En tant que femme je porte en moi la mémoire de l’homme massacré. Aussi bizarre que cela puisse paraitre, plus j’ai apaisé ma vulve manifestée de femme, plus j’ai accueilli et guéri mon pénis d’homme non manifesté.

Aujourd'hui je sens en moi cet homme bander de toutes ses forces. Debout, il protège mes parts encore orphelines blessées. Mon pénis, il est comme le sabre du samouraï planté devant moi, gardien du grand mystère. Il est là, entièrement présent, repoussant tous les pilleurs.

Mais mon homme intérieur n’a pas toujours été debout. J’ai dû aller le chercher au fond de mes entrailles, dans la boue des tranchées pour qu’il me raconte son histoire. J’ai dû l'accoucher et accueillir ses pleurs de douleur.

En ce moment les femmes manifestent envers les hommes une haine qui n’a jamais été égalée. Nous, les femmes, nous les confondons avec le patriarcat. Mais ils en ont autant souffert que nous, sinon plus de cette aire patriarcale. Aujourd’hui je veux donner le micro à mon homme intérieur massacré. Il a besoin de pleurer, il a besoin de se dire pour se libérer des emprises du patriarcat.

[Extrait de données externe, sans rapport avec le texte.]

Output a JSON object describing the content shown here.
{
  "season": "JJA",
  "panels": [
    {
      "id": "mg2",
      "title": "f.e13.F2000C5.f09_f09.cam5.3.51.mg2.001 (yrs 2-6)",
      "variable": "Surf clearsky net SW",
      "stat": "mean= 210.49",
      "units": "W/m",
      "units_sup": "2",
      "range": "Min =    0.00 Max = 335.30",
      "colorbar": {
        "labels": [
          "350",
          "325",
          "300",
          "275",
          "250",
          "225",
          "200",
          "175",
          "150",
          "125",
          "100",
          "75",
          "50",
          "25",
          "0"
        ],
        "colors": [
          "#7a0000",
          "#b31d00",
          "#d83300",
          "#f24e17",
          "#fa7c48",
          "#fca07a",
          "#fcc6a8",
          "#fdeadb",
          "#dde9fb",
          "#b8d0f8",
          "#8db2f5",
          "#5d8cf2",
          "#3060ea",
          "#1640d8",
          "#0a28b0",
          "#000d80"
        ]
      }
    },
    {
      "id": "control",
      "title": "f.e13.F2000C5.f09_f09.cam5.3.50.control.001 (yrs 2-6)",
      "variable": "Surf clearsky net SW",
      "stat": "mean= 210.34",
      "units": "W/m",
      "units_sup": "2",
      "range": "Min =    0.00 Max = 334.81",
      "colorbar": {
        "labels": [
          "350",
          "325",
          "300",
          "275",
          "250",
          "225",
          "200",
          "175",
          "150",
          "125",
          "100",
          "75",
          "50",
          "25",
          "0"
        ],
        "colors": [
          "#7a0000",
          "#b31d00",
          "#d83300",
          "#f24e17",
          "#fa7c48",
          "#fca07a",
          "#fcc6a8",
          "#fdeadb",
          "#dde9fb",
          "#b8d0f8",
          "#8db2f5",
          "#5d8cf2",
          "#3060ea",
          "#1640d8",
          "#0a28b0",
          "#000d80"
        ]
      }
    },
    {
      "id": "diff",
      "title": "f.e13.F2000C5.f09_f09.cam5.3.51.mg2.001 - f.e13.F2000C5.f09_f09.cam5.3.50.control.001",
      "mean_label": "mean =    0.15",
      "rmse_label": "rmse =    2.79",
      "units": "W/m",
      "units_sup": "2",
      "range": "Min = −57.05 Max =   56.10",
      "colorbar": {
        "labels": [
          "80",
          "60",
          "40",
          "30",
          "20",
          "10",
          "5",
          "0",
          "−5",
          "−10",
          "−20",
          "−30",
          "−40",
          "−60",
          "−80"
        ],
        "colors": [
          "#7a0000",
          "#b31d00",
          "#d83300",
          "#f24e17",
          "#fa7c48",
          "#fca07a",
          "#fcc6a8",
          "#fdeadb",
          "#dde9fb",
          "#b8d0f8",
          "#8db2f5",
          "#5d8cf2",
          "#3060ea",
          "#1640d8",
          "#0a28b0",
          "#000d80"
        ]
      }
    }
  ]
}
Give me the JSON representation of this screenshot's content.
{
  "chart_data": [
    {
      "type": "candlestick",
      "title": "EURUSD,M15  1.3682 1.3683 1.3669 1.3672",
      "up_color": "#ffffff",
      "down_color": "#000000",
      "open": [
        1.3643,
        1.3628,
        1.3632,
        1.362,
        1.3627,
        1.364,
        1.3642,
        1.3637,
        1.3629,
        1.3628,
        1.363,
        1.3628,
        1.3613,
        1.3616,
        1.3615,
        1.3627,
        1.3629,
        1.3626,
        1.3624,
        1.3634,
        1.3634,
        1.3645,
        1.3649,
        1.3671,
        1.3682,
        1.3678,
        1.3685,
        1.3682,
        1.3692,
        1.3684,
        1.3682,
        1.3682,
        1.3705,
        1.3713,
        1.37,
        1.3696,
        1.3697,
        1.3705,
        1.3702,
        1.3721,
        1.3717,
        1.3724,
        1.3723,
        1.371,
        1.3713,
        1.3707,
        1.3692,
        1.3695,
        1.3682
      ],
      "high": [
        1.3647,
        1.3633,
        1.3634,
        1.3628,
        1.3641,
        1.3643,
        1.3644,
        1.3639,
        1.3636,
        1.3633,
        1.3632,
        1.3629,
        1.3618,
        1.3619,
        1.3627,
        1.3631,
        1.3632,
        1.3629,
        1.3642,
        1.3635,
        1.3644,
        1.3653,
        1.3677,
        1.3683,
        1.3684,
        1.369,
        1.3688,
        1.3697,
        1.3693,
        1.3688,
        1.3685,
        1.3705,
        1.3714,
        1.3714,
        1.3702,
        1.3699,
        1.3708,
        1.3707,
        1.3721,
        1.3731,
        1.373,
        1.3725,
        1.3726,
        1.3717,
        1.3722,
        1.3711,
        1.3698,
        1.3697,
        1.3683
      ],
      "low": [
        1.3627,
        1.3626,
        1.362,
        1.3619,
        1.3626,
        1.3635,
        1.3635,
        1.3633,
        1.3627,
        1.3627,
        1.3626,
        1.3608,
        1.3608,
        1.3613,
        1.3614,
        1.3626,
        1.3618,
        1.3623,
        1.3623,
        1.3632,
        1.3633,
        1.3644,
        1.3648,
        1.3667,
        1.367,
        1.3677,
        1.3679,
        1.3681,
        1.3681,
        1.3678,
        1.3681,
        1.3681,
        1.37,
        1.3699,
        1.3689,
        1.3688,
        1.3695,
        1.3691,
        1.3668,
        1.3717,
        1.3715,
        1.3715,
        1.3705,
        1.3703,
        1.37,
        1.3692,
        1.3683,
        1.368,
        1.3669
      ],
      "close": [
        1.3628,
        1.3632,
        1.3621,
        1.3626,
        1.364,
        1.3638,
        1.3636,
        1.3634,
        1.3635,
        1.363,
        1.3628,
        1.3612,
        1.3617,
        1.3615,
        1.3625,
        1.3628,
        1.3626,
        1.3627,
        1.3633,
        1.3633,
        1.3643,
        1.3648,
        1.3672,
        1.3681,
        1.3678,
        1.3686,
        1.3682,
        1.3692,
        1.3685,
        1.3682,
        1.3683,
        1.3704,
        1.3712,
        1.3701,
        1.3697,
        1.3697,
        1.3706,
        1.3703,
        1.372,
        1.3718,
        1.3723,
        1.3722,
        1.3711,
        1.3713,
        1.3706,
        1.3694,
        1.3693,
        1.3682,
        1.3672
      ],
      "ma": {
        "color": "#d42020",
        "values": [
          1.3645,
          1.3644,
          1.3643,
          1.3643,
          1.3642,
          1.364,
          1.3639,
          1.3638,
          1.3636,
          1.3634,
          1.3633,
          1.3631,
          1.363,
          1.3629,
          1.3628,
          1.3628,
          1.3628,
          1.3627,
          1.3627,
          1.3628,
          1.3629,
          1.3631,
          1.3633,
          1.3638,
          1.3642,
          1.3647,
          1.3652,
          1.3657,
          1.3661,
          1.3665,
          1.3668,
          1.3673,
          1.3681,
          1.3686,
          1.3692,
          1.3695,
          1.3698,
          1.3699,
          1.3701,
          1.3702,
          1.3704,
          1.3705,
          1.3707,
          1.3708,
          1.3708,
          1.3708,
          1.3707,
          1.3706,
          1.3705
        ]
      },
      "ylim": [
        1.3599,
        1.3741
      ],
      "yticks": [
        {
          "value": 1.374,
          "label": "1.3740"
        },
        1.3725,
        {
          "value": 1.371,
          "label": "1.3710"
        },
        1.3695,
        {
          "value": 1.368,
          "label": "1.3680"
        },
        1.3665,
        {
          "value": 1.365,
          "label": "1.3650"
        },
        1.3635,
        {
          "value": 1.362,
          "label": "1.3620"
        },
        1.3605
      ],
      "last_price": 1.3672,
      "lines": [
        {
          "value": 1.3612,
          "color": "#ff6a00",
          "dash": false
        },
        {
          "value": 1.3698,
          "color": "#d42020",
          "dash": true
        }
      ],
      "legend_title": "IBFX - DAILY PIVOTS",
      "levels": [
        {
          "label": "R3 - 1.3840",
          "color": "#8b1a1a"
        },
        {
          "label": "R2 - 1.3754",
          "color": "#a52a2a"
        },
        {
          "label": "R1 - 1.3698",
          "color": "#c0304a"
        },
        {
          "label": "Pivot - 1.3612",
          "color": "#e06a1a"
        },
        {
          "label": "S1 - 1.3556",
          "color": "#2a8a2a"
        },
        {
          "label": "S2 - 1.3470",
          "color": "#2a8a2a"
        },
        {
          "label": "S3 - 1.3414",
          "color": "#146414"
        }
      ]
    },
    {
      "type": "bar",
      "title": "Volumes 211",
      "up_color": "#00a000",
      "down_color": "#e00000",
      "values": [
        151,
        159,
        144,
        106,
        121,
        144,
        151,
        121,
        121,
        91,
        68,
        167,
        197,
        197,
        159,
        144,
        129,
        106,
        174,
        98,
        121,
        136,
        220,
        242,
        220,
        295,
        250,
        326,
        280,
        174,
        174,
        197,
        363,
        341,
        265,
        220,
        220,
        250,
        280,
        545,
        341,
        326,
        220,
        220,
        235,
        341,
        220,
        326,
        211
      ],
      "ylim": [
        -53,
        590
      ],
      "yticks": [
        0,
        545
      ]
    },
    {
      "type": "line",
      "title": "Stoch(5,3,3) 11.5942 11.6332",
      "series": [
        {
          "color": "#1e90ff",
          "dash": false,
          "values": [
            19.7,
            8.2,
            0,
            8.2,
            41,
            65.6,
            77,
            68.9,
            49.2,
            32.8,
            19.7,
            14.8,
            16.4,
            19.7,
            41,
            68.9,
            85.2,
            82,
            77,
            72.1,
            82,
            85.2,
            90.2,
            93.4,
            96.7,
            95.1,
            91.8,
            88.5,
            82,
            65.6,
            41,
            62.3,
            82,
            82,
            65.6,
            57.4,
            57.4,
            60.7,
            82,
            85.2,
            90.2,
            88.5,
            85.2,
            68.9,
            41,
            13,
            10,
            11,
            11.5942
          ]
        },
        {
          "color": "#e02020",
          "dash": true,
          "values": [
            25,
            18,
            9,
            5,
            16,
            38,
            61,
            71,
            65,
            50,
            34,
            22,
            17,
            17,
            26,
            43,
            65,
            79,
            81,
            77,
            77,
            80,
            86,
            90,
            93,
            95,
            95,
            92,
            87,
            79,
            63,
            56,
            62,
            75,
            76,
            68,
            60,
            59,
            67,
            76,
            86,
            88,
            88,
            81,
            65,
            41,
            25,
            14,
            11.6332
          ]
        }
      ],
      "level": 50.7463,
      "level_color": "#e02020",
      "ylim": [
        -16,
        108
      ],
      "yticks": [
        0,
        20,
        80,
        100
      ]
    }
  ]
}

“Merci Karine de me donner enfin le micro

Comment commencer?

Je me sens sidéré. Sidéré qu’on me donne enfin la parole. Je ne sais pas quoi dire, je ne sais pas comment dire. Dès mon plus jeune âge, j’ai été coupé de mes émotions et de mes besoins les plus profonds.

Personne ne m’a appris… J’ai peur de mal dire, de mal comprendre, de mal faire. Ça fait mal depuis si longtemps que j’ai oublié que je souffre. En cuirassé dans des siècles de d'obéissance, j’ai appris à souffrir en silence.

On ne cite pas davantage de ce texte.